Take algae for allergies
Here’s another smart, unorthodox trick for controlling those seasonal sniffles: try drinks or supplements that contain spirulina, a blue-green algae. This is a powerful anti-inflammatory agent and can help to quell an overreactive response of the immune system to triggers such as pollen. In one overseas study that involved giving a group of hay-fever sufferers a daily dose of 2000 mg spirulina, researchers found an approximately 32 per cent reduction in the severity of hay-fever symptoms. According to a review in theJournal of Laryngology and Otology, this and other studies give good evidence that spirulina has positive effects in relieving hay-fever symptoms.
Avoid colds with yogurt
You may have heard of ‘friendly’ bacteria – the type that keeps your body in good working order and stops the ‘bad’ bacteria from taking over. Well, yogurt is packed with these healthy microorganisms and it has been shown that eating two 150-g servings a day may help you to avoid the misery of colds during winter. Swedish researchers discovered this when they gave a group of factory workers a drink enriched with Lactobacillus reuteri, one of the bacteria found in some types of yogurt, daily for two and a half months.

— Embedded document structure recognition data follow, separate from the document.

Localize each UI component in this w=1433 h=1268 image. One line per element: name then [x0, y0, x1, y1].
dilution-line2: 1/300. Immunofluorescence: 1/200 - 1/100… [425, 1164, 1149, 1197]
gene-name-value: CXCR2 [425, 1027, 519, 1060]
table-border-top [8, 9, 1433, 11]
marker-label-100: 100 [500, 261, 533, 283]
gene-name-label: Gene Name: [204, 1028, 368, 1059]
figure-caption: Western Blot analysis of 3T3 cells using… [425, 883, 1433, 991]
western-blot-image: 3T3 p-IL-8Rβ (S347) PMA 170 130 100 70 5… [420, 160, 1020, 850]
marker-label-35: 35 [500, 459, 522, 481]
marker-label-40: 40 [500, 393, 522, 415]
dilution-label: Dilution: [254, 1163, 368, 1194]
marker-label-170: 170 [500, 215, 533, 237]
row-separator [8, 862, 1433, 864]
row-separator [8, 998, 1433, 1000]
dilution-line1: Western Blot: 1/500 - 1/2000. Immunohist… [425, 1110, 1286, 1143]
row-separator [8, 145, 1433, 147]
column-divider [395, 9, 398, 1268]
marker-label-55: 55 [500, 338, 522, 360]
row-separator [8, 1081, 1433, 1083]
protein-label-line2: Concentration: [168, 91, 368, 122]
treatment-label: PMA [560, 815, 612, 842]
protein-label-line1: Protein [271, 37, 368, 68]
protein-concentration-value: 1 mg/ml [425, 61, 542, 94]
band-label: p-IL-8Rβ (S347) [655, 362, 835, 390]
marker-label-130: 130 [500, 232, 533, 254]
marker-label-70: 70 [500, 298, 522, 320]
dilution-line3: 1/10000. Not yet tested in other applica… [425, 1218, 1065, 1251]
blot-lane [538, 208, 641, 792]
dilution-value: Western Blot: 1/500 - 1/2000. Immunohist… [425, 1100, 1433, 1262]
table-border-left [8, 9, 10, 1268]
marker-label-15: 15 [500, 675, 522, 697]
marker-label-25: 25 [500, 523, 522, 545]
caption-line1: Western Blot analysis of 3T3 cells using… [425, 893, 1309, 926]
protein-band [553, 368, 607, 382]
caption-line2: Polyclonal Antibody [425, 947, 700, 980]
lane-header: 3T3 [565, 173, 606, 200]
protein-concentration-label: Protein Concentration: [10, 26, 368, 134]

Just 11 per cent of these people took a day off work because of a cold or flu during the study, compared with 23 per cent of their coworkers. And yogurt itself may also help. In another study, people who ate a small bowl of it every day had 25 per cent fewer colds than non-yogurt eaters – regardless of whether the yogurt contained live bacteria or had been pasteurised. The trick is to start eating yogurt during summer, to give your immune system enough time to build up resistance before the cold and flu season.